Nel catalogo di una mostra da poco conclusa – “La creazione ansiosa”, da Picasso a Bacon, Verona, Palazzo Forti – ti imbatti in un’opera giovanile di Felice Casorati. “Le bambine” porta la data del 1906. Un gruppo di bambine, con le vesti ancora lunghe d’inizio secolo, in posa davanti al pittore, in un giardino. A dirlo, pare un soggetto del tutto lieto, banale. Ma quella compagnia di bambine, i loro sguardi, i loro sorrisi, sono gravidi di una domanda inquieta e non detta – sono gravidi di domanda e di mistero. Cadere dentro a un quadro. Restare a guardarlo per mezz’ora, sprofondarci dentro, sentire quasi l’odore di quel giardino. Doveva essere di primavera avanzata, forse di maggio, eppure non c’è una luce viva. Probabilmente era pomeriggio, magari in un convitto di suore – in cui si raccomanda alle ospiti di stare quiete. Le bambine sono bene educate. Sopportano la noia della posa con pazienza. Una ha il viso assorto, poggiato sulle mani, a fissare interrogativa il pittore. Una, di spalle, è esile come un uccello nel nido. Due bisbigliano fra loro. Una è bella come una Madonna. Soltanto una fra tutte guarda il ragazzo che le ritrae, e ride: ride lieta, fiduciosa, come chi s’aspetti un avvenire bellissimo. Ride, i capelli mori, le belle guance piene, coi suoi otto anni, nell’anno 1906.
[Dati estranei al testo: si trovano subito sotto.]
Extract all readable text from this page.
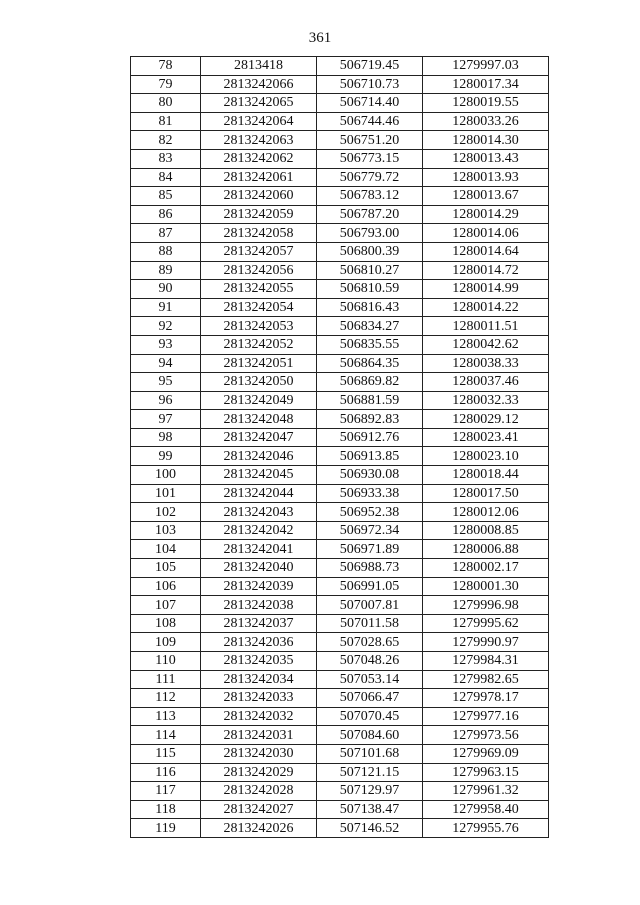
361
78	2813418	506719.45	1279997.03
79	2813242066	506710.73	1280017.34
80	2813242065	506714.40	1280019.55
81	2813242064	506744.46	1280033.26
82	2813242063	506751.20	1280014.30
83	2813242062	506773.15	1280013.43
84	2813242061	506779.72	1280013.93
85	2813242060	506783.12	1280013.67
86	2813242059	506787.20	1280014.29
87	2813242058	506793.00	1280014.06
88	2813242057	506800.39	1280014.64
89	2813242056	506810.27	1280014.72
90	2813242055	506810.59	1280014.99
91	2813242054	506816.43	1280014.22
92	2813242053	506834.27	1280011.51
93	2813242052	506835.55	1280042.62
94	2813242051	506864.35	1280038.33
95	2813242050	506869.82	1280037.46
96	2813242049	506881.59	1280032.33
97	2813242048	506892.83	1280029.12
98	2813242047	506912.76	1280023.41
99	2813242046	506913.85	1280023.10
100	2813242045	506930.08	1280018.44
101	2813242044	506933.38	1280017.50
102	2813242043	506952.38	1280012.06
103	2813242042	506972.34	1280008.85
104	2813242041	506971.89	1280006.88
105	2813242040	506988.73	1280002.17
106	2813242039	506991.05	1280001.30
107	2813242038	507007.81	1279996.98
108	2813242037	507011.58	1279995.62
109	2813242036	507028.65	1279990.97
110	2813242035	507048.26	1279984.31
111	2813242034	507053.14	1279982.65
112	2813242033	507066.47	1279978.17
113	2813242032	507070.45	1279977.16
114	2813242031	507084.60	1279973.56
115	2813242030	507101.68	1279969.09
116	2813242029	507121.15	1279963.15
117	2813242028	507129.97	1279961.32
118	2813242027	507138.47	1279958.40
119	2813242026	507146.52	1279955.76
Ed è lei il centro del mistero del quadro. Per noi che veniamo adesso, per noi che sappiamo. Le bambine di quel quadro erano nate attorno al 1900. Avrebbero visto i fratelli maggiori partire per il Piave e l’Isonzo, e spesso non tornare. Di poco cresciute, sarebbero diventate le madri dei Balilla, madri feconde, certo, ma a quale prezzo, vent’anni dopo. Madri di generazioni mangiate via dalla guerra. Non sapeva, non poteva immaginare, la bambina mora che rideva felice. E se mai una fra le sue compagne era ebrea, meno che mai poteva pensare la mostruosità e l’orrore che andava silenziosamente covando nel cuore dell’Europa. La bambina bruna non sa. In qualche modo invece un’oscura inquietudine compare nel dipinto; come un’ombra sul negativo, che nell’inquadrare invece non si era osservata. Cosa hanno letto gli occhi del giovane Casorati in quelli innocenti e assorti di un gruppo di bambine, nel silenzio di un pomeriggio in un giardino? è gonfio di una domanda il ritratto: verso dove? Verso quale destino?
E a noi che sappiamo cos’è stato il Novecento, si stringe il cuore. Chissà da quanto, e come, è morta la bambina bella che sorrideva. (Chissà però che, nel suo infantile non sapere nulla, non fosse invece lei, ad avere capito davvero).